Until 1950

The centuries old tradition of making scores visually attractive, frequently with commercial intentions, continued into the 20th century. Those produced in the art deco style from the interbellum period are particularly valued today. Differing from the cliché style of the romantic period which made frequent use of heroic and sentimental themes, the art deco designers chose for a fresh, stylized and frequently sleek design. 

Il convento veneziano, also known as Le couvent sur l’eau by Alfredo Casella (1883-1947), is an interesting example of how musical genres can influence each other. This composition is actually a ballet. Traditionally this would have been accompanied by an orchestra but Casella expanded this with a vocal part for soprano, making the ballet more opera-like. The well known Italian illustrator Giulio Cisari (1892-1979) was the creator of the neoclassical cover. This design was also used for the libretto of the premier in the Scala in 1925. 

Il convento veneziano
Sumitra by the Italian-Bohemian composer Riccardo Pick-Mangiagalli (1882-1949) was published with an especially decorative cover by the Italian painter and designer Umberto Brunelleschi (1879-1949). The cover of this copy is slightly damaged, but the charm of the stylized tree and three exotic birds remains.



The famous novel Anna Karenina by Leo Tolstoj (1828-1910) inspired diverse adaptations for theater, cinema and television. The opera by the Italian composer Igino Robbiani (1884-1966) premiered in Rome in 1924. The publisher Sonzogno chose a trompe l’oeil for the cover of the piano reduction version: the paper cover looks like a tapestry.  


The opera Dèbora e Jaéle by Ildebrando Pizzetti (1880-1968) premiered in the Scala in 1922. The art deco cover, designed by Giulio Cisari (1892-1979), depicts the two Biblical women. The styling is in strong contrast with the drama of the opera.

Dèbora e Jaéle


Volti la lanterna, scenes of lost Rome, is a ballet by Ezio Carabella (1891-1964). The scenery for the premier in Rome in 1934 is by Ettore Polidori. The cover of this piano reduction dates from the same year and is a stylized drawing of the decor from the second scene. The concept is that of the centuries old souvenir-culture, but the design is in line with the contemporary art deco style. 

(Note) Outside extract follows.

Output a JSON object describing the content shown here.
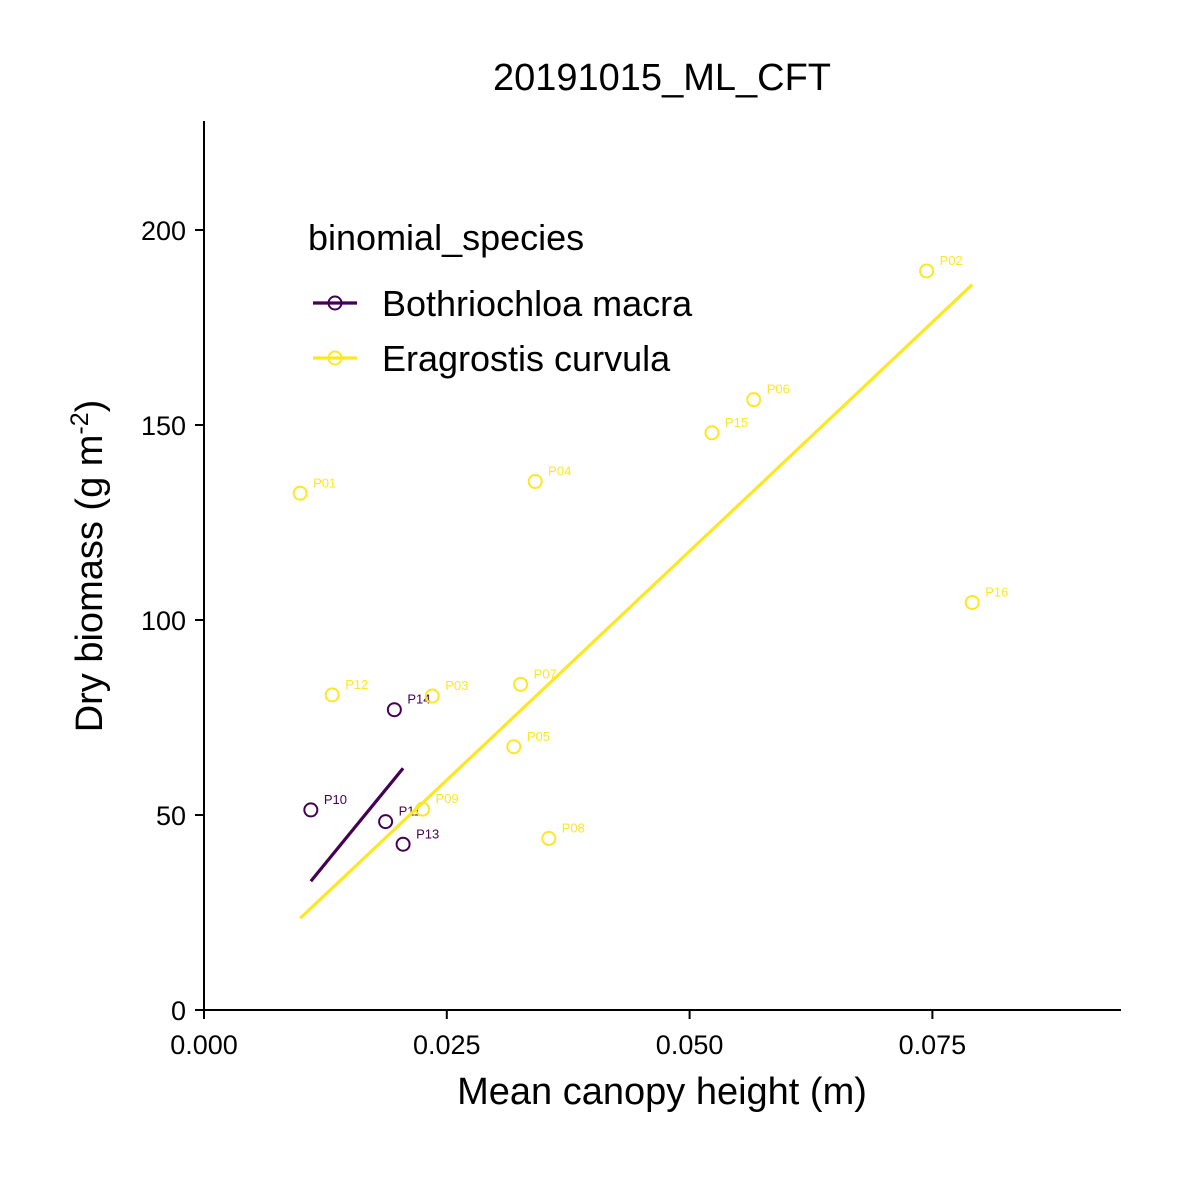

The opera Maria di Magdala by Arrigo Pedrollo (1878-1964) premiered in Milan in 1924. The art deco style cover and the Biblical subject do not make us suspect that this work was dedicated to the former, controversial prime minister of Italy, Benito Mussolini (1883-1945). 

Maria di Magdala


The cover of the opera Arlecchino by Ferruccio Busoni (1866-1924) clearly refers to the Italian tradition of Commedia dell’arte, where the costume is also a part of the character’s identity. The checkered suit and black mask refer to the title role of Harlequin. The opera premiered in Zurich in 1917.